An MoD spokeswoman said later that the trust, which was given high-profile support by Diana, Princess of Wales, had asked for help with equipment. The vehicles had been used by the Army in Bosnia.
Mr Robertson told MPs that the surplus equipment - "Volvo medium-wheel tractors" - were worth about pounds 125,000 and would "considerably increase the rate of mine-clearance and the safety of operators".
He said that the Government would soon be destroying about a million anti-personnel landmines, retaining only a small number for mine-clearance and training purposes.
Since it took office, the Government has also doubled its humanitarian de-mining programme budget to pounds 10m - available to non-government organisations, and others, for mine- clearance projects.

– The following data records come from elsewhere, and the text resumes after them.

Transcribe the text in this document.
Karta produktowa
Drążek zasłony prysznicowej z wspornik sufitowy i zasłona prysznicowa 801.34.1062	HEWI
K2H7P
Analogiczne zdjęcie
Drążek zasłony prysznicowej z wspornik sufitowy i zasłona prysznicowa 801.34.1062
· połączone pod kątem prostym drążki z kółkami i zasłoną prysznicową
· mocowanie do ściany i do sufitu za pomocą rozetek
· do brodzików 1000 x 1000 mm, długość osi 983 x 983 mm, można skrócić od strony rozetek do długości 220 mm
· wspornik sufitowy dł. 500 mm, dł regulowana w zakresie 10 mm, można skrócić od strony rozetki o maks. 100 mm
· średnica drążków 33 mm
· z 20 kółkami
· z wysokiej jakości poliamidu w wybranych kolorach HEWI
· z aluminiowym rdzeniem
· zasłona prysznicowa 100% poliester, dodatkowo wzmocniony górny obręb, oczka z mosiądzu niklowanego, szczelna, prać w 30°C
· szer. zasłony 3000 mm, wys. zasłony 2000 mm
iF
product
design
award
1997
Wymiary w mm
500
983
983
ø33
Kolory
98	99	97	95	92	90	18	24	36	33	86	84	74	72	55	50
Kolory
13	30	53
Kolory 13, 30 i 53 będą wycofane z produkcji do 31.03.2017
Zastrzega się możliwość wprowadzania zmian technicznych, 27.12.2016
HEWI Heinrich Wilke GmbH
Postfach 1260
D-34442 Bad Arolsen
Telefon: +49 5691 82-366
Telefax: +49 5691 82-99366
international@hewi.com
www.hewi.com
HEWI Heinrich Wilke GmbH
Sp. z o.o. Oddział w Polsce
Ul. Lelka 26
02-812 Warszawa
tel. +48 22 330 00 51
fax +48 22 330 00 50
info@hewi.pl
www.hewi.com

The Halo Trust, which will use the "tractors" in northern Afghanistan, and Angola, also operates in Cambodia, Mozambique and Chechnya.
Mr Robertson said: "I am extremely proud that this government has led the way in the campaign against anti-personnel landmines. These weapons are a blight on the face of the earth, and the sooner they are outlawed forever, the safer our world will be."
The minister also said that the Government had set up a mine information and training centre, and he added: "We will continue to use the expertise of the British Army, which is formidable, to make sure that they are able to help not only other military agencies but the civil and humanitarian charitable community with the work that they are doing, to deal with a weapons system that has damaged and killed so many millions of people."